2. Seeing as scoping

Microscopy images are often framed as snapshots – circumscribed parts of a whole that have been magnified to reveal their hidden features. But nothing in an organism works in isolation. After discerning individual components, scientists are tasked with charting how they interact with each other in the macrosystem of the body. Figuring this out requires not only identifying every component that makes up a particular cell, tissue and organ but also placing them in relation to each other – in other words, making a map.

Researchers have been charting the brain by stitching together multiple snapshots like a photo mosaic. They use different techniques to label a specific cell type and then image the whole brain at high resolution. Layer by layer, each run-through creates an increasingly detailed and more complete model. Neuroscientist Yongsoo Kim likens the process to a satellite image of the brain. Combining millions of these photos allows researchers to zoom into the weeds and zoom out to a bird’s-eye view.

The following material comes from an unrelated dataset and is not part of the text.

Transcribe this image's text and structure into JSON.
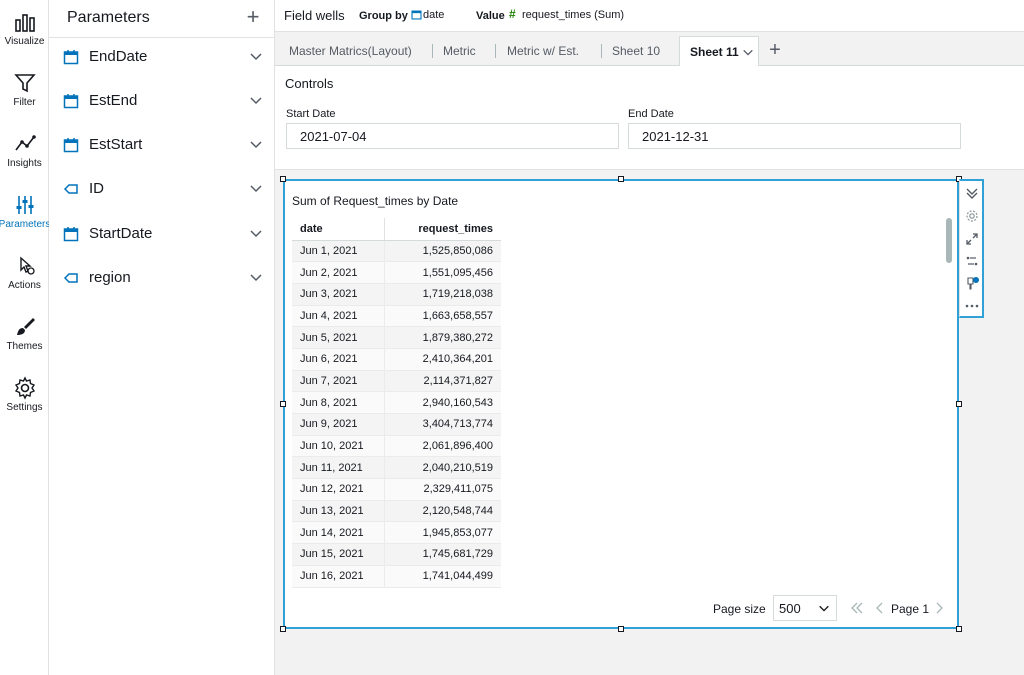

Stiched high-resolution microscopy image of mouse brain.
Zooming in on this image of a mouse brain reveals rectangular lines where images were stitched together, with each colored dot representing a specific brain cell type.
Yongsoo Kim, CC BY-NC-ND

But building a map of a city, however detailed, is not the same as understanding its rhythm and atmosphere. Likewise, knowing where every cell is located relative to each other doesn’t necessarily tell researchers how they function or interact. Just as important as charting out the landscape of an organ is coming up with a working theory of how it all fits together and performs as a whole. Right now, Kim notes, analysis lags behind technical advances in data collection.

“Incredibly rich, high-resolution brain mapping presents a great opportunity for neuroscientists to deeply ponder what this new data says about how the brain works,” Kim writes. “Though there are still many unknowns about the brain, these new tools and techniques could help bring them to light.”

3. Seeing as recognizing

Every improvement in technology brings a parallel improvement in the data it collects, both in quality and in quantity. But that data is only useful insofar as researchers are able to analyze it – high granularity isn’t helpful if those details aren’t appreciable, and high output isn’t beneficial if it’s too overwhelming to organize.

Automated microscopes, for example, have made it possible to take time-lapse images of cells, resulting in massive amounts of data that require manual sifting. Neuroscientist Jeremy Linsley and his team encountered this dilemma in their own work on neurodegenerative disease. They’ve been relying on an army of interns to scour hundreds of thousands of images of neurons and tally each death – a slow and expensive process.

Microscopy images showing rat neurons before and after treatment with glutamate; the neurons are colored green when alive and yellow when dead
These images show living neurons colored green and dead neurons colored yellow.
Jeremy Linsley, CC BY-NC-ND

So they turned to artificial intelligence. Researchers can train an AI model to recognize specific patterns by feeding it many sample images, pointing out structures of interest and extrapolating the algorithm to new contexts. Linsley and his team developed a model to distinguish between living and dead neurons with greater speed and accuracy than people trained to do the same task.

They also opened the black box of the model to figure out how it was finding dead cells, revealing new signals of neuron death that researchers previously weren’t aware of because they weren’t obvious to the human eye.

“By taking out human guesswork, (AI models) increase the reproducibility and speed of research and can help researchers discover new phenomena in images that they would otherwise not have been able to easily recognize,” writes Linsley.

4. Seeing as appreciating

Even before they had the instruments to zoom in on samples, researchers had a tool in their arsenal to study the living world that they still use today: art.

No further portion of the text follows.